Mengenai fokus pendidikan multikultural, Tilaar mengungkapkan bahwa dalam program pendidikan multikultural, fokus tidak lagi diarahkan semata-mata kepada kelompok rasial, agama dan kultural domain atau mainstream. Fokus seperti ini pernah menjadi tekanan pada pendidikan interkultural yang menekankan peningkatan pemahaman dan toleransi individu-individu yang berasal dari kelompok minoritas terhadap budaya mainstream yang dominan, yang pada akhirnya menyebabkan orang-orang dari kelompok minoritas terintegrasi ke dalam masyarakat mainstream. Pendidikan multikultural sebenarnya merupakan sikap "peduli" dan mau mengerti (difference), atau "politics of recognition" politik pengakuan terhadap orang-orang dari kelompok minoritas.

Dalam konteks itu, pendidikan multikultural melihat masyarakat secara lebih luas.

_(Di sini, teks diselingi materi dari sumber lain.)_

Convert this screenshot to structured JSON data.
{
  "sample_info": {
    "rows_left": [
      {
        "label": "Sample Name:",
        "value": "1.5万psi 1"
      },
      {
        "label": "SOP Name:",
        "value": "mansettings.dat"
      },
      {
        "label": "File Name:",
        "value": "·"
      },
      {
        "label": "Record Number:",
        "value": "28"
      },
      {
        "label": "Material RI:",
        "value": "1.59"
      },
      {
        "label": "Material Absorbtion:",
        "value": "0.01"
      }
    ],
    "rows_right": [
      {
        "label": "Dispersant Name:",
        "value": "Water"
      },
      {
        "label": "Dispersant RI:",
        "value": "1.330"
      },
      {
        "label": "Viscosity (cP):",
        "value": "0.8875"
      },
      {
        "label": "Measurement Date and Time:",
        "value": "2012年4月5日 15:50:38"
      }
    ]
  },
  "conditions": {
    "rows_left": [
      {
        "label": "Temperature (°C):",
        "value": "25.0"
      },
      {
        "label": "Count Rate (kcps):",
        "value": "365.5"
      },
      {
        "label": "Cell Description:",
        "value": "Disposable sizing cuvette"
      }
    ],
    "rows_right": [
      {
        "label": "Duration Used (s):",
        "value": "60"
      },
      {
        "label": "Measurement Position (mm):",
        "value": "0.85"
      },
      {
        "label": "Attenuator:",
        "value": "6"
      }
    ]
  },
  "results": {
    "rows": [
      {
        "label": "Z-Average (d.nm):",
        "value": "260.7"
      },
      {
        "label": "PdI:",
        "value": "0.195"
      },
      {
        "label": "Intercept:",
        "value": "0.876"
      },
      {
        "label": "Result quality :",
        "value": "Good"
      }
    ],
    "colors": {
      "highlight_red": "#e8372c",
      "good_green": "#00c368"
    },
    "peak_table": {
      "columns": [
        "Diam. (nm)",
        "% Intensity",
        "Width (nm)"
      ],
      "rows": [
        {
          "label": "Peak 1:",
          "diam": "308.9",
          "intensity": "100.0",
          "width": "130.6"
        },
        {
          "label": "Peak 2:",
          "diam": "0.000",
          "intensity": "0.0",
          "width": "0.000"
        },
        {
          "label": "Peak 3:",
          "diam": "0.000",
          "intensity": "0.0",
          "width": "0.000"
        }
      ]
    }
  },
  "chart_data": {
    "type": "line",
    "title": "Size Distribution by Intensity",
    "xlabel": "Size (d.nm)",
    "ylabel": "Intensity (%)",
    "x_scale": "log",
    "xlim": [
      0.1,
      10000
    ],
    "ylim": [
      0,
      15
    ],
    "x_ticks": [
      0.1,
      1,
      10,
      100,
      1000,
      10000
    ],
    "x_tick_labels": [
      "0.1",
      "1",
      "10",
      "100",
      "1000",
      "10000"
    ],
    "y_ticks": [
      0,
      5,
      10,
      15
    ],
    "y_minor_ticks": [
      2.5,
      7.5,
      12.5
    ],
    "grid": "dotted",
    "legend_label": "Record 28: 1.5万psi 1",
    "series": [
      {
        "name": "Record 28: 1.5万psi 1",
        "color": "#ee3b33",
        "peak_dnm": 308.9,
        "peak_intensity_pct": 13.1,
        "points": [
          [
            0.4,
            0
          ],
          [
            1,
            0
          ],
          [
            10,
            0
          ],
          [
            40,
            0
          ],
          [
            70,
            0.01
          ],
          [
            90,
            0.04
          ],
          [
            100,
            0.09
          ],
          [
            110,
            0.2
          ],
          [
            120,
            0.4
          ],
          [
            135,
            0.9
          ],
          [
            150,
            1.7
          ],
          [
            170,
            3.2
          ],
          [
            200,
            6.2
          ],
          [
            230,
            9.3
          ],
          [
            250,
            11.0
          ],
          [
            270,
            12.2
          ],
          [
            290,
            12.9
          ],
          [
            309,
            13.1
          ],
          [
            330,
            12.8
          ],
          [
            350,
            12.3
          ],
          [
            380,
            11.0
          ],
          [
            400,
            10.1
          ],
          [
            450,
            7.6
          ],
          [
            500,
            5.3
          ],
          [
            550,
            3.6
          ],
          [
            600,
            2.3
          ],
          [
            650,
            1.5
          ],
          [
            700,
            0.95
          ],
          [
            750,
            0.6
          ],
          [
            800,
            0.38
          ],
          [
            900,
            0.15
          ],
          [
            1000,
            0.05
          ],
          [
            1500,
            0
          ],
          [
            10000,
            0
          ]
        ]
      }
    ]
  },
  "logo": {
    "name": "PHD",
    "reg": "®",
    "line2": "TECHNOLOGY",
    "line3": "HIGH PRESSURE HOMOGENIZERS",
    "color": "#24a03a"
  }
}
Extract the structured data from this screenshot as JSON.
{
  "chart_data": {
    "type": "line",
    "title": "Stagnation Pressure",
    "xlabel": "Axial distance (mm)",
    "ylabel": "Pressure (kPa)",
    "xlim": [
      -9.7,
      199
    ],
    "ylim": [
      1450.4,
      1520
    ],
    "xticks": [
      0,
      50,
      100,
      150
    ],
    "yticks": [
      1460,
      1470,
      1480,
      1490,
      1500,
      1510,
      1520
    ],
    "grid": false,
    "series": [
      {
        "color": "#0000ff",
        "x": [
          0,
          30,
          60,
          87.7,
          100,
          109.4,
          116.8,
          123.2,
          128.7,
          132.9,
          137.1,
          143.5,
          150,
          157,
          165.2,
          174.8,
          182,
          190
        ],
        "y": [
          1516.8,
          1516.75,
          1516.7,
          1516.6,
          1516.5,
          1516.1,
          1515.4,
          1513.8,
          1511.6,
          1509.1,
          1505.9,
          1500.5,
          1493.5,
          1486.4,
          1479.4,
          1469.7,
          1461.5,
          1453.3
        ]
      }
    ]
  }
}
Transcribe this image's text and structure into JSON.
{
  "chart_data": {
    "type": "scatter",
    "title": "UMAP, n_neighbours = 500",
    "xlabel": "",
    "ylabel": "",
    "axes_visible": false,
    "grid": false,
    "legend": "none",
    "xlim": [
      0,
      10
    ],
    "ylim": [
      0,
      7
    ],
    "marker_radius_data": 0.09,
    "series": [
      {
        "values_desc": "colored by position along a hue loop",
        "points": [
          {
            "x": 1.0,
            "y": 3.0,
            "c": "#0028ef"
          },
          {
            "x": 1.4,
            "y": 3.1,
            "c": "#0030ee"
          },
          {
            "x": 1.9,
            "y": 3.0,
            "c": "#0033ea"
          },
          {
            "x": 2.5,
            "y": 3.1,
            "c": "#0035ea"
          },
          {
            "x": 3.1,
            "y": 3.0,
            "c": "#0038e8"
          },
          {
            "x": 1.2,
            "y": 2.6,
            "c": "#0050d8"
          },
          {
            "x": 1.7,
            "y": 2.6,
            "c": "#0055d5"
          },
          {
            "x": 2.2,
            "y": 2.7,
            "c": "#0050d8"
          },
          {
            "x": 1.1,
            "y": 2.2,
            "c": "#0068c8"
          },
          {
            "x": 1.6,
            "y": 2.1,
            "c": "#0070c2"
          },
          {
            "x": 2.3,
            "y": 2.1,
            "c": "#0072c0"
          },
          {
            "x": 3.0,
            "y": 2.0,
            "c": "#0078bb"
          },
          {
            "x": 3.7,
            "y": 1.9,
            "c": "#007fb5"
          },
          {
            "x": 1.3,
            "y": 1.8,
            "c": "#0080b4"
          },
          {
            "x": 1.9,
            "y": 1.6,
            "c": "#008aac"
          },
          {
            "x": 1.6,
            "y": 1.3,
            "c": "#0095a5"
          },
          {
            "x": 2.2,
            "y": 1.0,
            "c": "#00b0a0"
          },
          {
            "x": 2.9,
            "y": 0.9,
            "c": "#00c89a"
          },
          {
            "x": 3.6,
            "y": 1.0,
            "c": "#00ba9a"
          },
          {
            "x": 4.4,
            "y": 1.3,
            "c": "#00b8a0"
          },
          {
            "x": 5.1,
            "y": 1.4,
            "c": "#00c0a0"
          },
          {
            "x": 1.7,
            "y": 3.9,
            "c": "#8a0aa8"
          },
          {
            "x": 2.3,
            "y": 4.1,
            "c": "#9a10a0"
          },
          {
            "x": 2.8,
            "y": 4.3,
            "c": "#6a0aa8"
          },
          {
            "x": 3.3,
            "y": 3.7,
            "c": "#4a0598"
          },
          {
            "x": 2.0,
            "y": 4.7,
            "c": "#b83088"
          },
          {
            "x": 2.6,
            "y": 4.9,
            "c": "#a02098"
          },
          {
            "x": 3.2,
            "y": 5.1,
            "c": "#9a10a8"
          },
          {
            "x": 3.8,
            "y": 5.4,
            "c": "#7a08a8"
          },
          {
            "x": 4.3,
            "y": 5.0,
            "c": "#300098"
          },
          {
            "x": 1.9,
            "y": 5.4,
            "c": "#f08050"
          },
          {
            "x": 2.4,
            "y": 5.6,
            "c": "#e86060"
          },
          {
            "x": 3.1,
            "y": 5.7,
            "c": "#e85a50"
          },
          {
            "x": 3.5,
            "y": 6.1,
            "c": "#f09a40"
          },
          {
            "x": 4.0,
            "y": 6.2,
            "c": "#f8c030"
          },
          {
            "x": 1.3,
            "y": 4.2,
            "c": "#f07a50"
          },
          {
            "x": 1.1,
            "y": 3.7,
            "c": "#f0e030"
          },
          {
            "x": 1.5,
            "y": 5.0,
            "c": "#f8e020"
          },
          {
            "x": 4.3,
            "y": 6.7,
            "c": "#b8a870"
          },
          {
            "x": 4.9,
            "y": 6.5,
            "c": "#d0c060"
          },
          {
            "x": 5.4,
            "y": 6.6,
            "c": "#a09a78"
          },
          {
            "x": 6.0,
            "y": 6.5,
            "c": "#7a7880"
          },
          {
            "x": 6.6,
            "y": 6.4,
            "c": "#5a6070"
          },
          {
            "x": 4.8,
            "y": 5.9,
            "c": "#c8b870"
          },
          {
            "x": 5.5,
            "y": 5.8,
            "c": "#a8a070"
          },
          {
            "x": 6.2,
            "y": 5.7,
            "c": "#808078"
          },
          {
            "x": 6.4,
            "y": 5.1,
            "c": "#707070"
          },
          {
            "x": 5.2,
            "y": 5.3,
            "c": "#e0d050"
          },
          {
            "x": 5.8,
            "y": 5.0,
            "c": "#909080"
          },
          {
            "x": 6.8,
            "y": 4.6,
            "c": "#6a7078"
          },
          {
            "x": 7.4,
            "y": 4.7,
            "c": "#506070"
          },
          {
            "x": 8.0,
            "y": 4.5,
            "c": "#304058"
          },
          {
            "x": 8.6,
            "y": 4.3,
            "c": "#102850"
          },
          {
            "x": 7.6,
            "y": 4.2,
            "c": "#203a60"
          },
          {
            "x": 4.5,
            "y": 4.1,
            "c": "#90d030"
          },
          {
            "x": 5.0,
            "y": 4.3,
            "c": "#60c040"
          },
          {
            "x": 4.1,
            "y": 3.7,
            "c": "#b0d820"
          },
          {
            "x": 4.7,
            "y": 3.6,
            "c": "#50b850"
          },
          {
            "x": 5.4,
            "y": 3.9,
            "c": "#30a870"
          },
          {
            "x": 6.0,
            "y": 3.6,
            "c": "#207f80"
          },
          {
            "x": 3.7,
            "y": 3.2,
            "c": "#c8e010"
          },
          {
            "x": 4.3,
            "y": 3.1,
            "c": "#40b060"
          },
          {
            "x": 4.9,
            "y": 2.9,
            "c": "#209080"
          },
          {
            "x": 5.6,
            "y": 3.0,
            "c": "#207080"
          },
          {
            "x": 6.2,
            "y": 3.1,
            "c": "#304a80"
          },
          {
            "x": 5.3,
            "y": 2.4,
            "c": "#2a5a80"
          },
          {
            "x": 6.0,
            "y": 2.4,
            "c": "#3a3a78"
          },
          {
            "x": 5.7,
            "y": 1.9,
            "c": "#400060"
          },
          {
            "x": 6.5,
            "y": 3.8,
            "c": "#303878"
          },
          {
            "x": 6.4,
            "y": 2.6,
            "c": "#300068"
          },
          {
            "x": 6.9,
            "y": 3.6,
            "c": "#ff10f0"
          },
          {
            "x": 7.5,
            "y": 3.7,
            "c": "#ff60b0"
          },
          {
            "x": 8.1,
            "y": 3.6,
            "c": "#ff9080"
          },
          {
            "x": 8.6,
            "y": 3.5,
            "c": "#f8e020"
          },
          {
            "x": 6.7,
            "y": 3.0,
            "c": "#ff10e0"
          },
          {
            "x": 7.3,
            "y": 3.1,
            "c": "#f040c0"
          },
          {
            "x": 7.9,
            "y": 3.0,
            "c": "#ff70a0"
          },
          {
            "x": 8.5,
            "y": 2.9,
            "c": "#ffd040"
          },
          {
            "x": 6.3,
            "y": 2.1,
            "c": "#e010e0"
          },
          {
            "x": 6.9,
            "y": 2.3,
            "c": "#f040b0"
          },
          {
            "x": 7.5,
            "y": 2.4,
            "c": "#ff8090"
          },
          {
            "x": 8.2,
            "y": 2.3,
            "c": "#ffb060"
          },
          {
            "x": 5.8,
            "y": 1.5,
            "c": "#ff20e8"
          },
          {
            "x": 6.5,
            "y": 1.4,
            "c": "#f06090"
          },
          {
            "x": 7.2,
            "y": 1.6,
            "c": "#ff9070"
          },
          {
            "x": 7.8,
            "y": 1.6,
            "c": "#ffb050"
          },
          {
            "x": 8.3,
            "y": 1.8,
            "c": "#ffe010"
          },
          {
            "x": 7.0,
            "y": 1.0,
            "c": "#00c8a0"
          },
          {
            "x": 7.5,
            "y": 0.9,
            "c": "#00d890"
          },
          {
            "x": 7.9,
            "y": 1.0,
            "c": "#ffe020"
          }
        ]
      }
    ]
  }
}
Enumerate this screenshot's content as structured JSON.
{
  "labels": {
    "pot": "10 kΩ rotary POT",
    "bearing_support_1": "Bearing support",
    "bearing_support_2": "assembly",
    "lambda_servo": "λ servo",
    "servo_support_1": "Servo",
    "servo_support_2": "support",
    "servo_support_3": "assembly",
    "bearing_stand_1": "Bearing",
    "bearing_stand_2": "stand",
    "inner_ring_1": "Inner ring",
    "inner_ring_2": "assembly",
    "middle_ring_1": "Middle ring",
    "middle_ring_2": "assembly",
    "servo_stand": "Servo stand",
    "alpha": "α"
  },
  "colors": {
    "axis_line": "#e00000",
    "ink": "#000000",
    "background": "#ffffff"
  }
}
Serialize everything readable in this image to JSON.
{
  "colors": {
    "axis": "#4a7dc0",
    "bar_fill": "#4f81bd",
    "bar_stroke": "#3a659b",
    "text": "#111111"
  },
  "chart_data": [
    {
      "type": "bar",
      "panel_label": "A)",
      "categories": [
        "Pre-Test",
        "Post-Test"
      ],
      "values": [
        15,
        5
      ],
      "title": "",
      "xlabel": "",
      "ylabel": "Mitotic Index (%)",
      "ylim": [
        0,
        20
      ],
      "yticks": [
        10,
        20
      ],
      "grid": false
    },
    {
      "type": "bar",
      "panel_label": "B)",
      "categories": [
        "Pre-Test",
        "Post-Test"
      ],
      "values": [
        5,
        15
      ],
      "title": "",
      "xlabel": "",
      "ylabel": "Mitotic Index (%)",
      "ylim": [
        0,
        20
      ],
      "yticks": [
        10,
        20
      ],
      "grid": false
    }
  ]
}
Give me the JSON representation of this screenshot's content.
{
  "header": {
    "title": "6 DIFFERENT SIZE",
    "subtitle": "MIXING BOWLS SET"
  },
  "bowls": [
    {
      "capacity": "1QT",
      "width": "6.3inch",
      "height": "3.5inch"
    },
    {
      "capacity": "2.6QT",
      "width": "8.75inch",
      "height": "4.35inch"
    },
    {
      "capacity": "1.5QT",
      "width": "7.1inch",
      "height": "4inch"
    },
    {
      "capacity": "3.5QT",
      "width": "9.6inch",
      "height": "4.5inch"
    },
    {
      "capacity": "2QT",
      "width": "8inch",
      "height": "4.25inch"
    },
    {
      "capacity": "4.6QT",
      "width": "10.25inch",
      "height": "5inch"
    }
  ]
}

Berdasarkan pandangan dasar bahwa sikap "indiference" dan "Non-recognition" tidak hanya berakar dari ketimpangan struktur rasial, tetapi paradigma pendidikan multikultural mencakup subjek-subjek mengenai ketidakadilan, kemiskinan, penindasan dan keterbelakangan kelompok-kelompok minoritas dalam berbagai bidang: sosial, budaya, ekonomi, pendidikan dan lain sebagainya. Paradigma seperti ini akan mendorong tumbuhnya kajian-kajian tentang 'ethnic studies" untuk kemudian menemukan tempatnya dalam kurikulum pendidikan sejak dari tingkat dasar sampai perguruan tinggi. Tujuan inti dari pembahasan tentang subjek ini adalah untuk mencapai pemberdayaan (empowerment) bagi kelompok-kelompok minoritas dan disadventaged.

Istilah "pendidikan multikultural" dapat digunakan baik pada tingkat deskriftif dan normatif, yang menggambarkan isu-isu dan masalah-masalah pendidikan yang berkaitan dengan masyarakat multikultural. Lebih jauh ia juga mencakup pengertian tentang pertimbangan terhadap kebijakan-kebijakan dan strategi-strategi pendidikan dalam masyarakat multikultural. Dalam konteks deskriftif ini, maka kurikulum pendidikan multikultural mestilah mencakup subjek-subjek seperti: toleransi; tema-tema tentang perbedaan ethno-kultural dan agama: bahaya diskriminasi: penyelesaian konflik dan mediasi: HAM; demokratis dan pluralitas; kemanusiaan universal dan subjek-subjek lain yang relevan.

Dalam konteks teoritis, belajar dari model-model pendidikan multikultural yang pernah ada dan sedang dikembangkan oleh negara-negara maju, dikenal lima pendekatan, yaitu: pertama, pendidikan mengenai perbedaan-perbedaan kebudayaan atau multikulturalisme. Kedua, pendidikan mengenai perbedaan-perbedaan kebudayaan atau pemahaman kebudayaan. Ketiga, pendidikan bagi pluralisme kebudayaan. Keempat pendidikan dwi-budaya. Kelima, pendidikan multikultural sebagai pengalaman moral manusia.